In an interview, Paddock's brother said he was absolutely
shocked, and his brother, Stephen, was "just a guy." No motive, no
reason to go on a rampage. True? False? What turned him into a killer?
Had he ever been under psychiatric care? Had he been prescribed, for
example, SSRI antidepressants, which are known to push people over the
edge, into homicidal violence? If he was "just a guy," did that include
significant experience handling weapons? Was he capable of bringing all
or some of the weapons into the hotel in pieces and then assembling
them?
The Guardian: Paddock's brother said, "He's not an avid gun
guy at all. The fact that he had those kind of weapons is just - where
the hell did he get automatic weapons? He has no military background or
anything like that. He's just a guy who lived in a house in Mesquite,
drove down and gambled in Las Vegas. He did stuff. Ate burritos."
Police reports seemed to indicate, at first, that police
broke into Paddock's hotel room and killed him. Then the press were told
that Paddock committed suicide as the police entered, or before they
entered.
For a time, police were searching for Paddock's friend,
companion, roommate (?), Marilou Danley. Reports then suggested they had
her in custody. But a later report indicated she was overseas, and the
police were satisfied she had nothing to do with the shooting. How were
the police able to determine that so quickly? Her absence from Las Vegas
would not rule out the possibility she was involved in the planning.
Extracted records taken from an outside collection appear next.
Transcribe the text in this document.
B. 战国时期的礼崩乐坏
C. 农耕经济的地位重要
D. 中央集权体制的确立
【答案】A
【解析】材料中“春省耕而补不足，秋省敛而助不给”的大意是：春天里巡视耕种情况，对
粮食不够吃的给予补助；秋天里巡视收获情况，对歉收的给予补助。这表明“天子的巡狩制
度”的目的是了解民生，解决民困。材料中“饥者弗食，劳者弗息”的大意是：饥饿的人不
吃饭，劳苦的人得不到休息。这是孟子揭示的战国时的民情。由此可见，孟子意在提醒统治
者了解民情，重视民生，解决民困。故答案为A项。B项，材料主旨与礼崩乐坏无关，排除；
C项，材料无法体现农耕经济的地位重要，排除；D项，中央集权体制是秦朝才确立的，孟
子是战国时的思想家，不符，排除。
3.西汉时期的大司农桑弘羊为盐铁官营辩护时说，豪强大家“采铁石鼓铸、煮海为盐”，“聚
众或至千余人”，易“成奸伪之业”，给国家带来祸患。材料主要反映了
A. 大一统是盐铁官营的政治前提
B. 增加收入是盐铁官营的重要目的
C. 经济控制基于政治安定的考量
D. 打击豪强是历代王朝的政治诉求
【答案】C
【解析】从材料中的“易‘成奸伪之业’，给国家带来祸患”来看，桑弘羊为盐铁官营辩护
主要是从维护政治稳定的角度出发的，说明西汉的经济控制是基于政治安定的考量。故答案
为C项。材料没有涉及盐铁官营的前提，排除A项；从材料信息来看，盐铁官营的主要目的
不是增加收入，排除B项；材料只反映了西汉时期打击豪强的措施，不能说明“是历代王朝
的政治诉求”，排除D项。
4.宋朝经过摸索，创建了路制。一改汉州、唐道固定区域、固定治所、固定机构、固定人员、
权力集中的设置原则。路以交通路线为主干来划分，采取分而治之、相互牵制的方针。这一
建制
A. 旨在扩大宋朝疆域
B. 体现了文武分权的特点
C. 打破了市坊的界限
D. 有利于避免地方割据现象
Then we have this: "CAIRO, Oct 2 (Reuters) - Islamic State
has claimed responsibility for a shooting that killed at least 50 people
and wounded over 400 in Las Vegas early on Monday, and said the
attacker had converted to Islam a few months ago."
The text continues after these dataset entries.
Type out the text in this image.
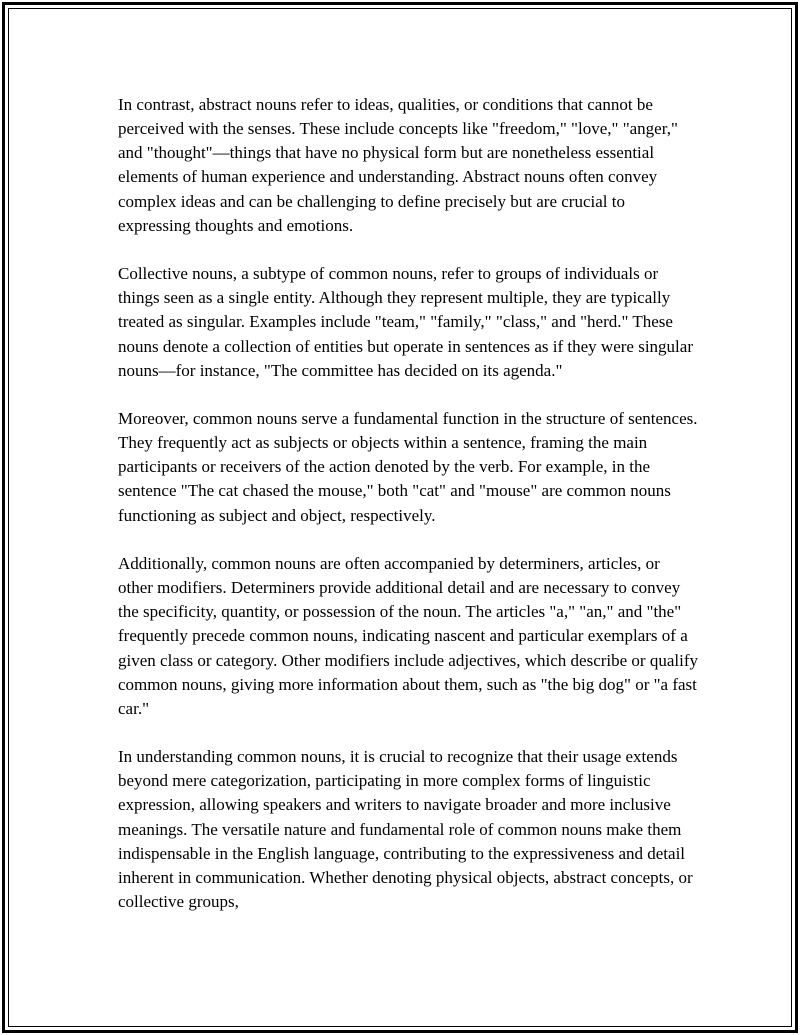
In contrast, abstract nouns refer to ideas, qualities, or conditions that cannot be perceived with the senses. These include concepts like "freedom," "love," "anger," and "thought"—things that have no physical form but are nonetheless essential elements of human experience and understanding. Abstract nouns often convey complex ideas and can be challenging to define precisely but are crucial to expressing thoughts and emotions.

Collective nouns, a subtype of common nouns, refer to groups of individuals or things seen as a single entity. Although they represent multiple, they are typically treated as singular. Examples include "team," "family," "class," and "herd." These nouns denote a collection of entities but operate in sentences as if they were singular nouns—for instance, "The committee has decided on its agenda."

Moreover, common nouns serve a fundamental function in the structure of sentences. They frequently act as subjects or objects within a sentence, framing the main participants or receivers of the action denoted by the verb. For example, in the sentence "The cat chased the mouse," both "cat" and "mouse" are common nouns functioning as subject and object, respectively.

Additionally, common nouns are often accompanied by determiners, articles, or other modifiers. Determiners provide additional detail and are necessary to convey the specificity, quantity, or possession of the noun. The articles "a," "an," and "the" frequently precede common nouns, indicating nascent and particular exemplars of a given class or category. Other modifiers include adjectives, which describe or qualify common nouns, giving more information about them, such as "the big dog" or "a fast car."

In understanding common nouns, it is crucial to recognize that their usage extends beyond mere categorization, participating in more complex forms of linguistic expression, allowing speakers and writers to navigate broader and more inclusive meanings. The versatile nature and fundamental role of common nouns make them indispensable in the English language, contributing to the expressiveness and detail inherent in communication. Whether denoting physical objects, abstract concepts, or collective groups,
"'The Las Vegas attack was carried out by a soldier of the
Islamic State and he carried it out in response to calls to target
states of the coalition'," the group's news agency Amaq said in
reference to the U.S.-led coalition fighting the group in the Middle
East."
"'The Las Vegas attacker converted to Islam a few months ago'," Amaq added.
True? Bogus? An ISIS attempt to take credit for an attack, with which they had no connection?
Earlier this morning, I came across a tweet which I can't
locate anymore. It named another Stephen C Paddock, who is 44, who has
been convicted of several crimes involving lewd acts on a child and
child molestation---11/28/01 (South Carolina), 4/06/94 (Indiana), and
11/09/89 (Indiana). The tweet included what appeared to be a screen shot
of an official law-enforcement document, also indicating that this
Stephen Paddock had been confined, at one point, in a South Carolina
mental institution.
Then there is the story of a concert goer who was warning
people before the shooting that they were all "going to die." Who is
she? Is she involved?
The Express (UK): "One woman, who was at the Route 91 music
event, claimed an unidentified woman had told other concert-goers they
were 'all going to die' after pushing her way to the front of the
venue...The witness, 21, told local news: 'She had been messing with a
lady in front of her and telling her she was going to die, that we were
all going to die. They escorted her out to make her stop messing around
with all the other people, but none of us knew it was going to be
serious'...She [the winess] described the lady as Hispanic. The lady was
escorted from the venue along with a man. The unnamed witness, who was
attending the event on her 21st birthday, described the pair as short,
both around 5 ft 5ins to 5ft 6ins tall, and looked like 'everyday
people'."
In every one of these mass attacks, average news consumers
assume the police and the media "have the story right," and all
remaining questions are "just details that will eventually be worked
out."
That's not a wise assumption. It's especially not wise when
connected major agendas are on the line: removing guns from all
citizens; accelerating militarized police presence in every aspect of
daily life; keeping citizens in a state of anxiety, inducing their
decision to stay at home behind locked doors and not venture out;
reduction of public events of all kinds; degradation of the economy.
Such agendas can result in violent events which are not what they seem to be.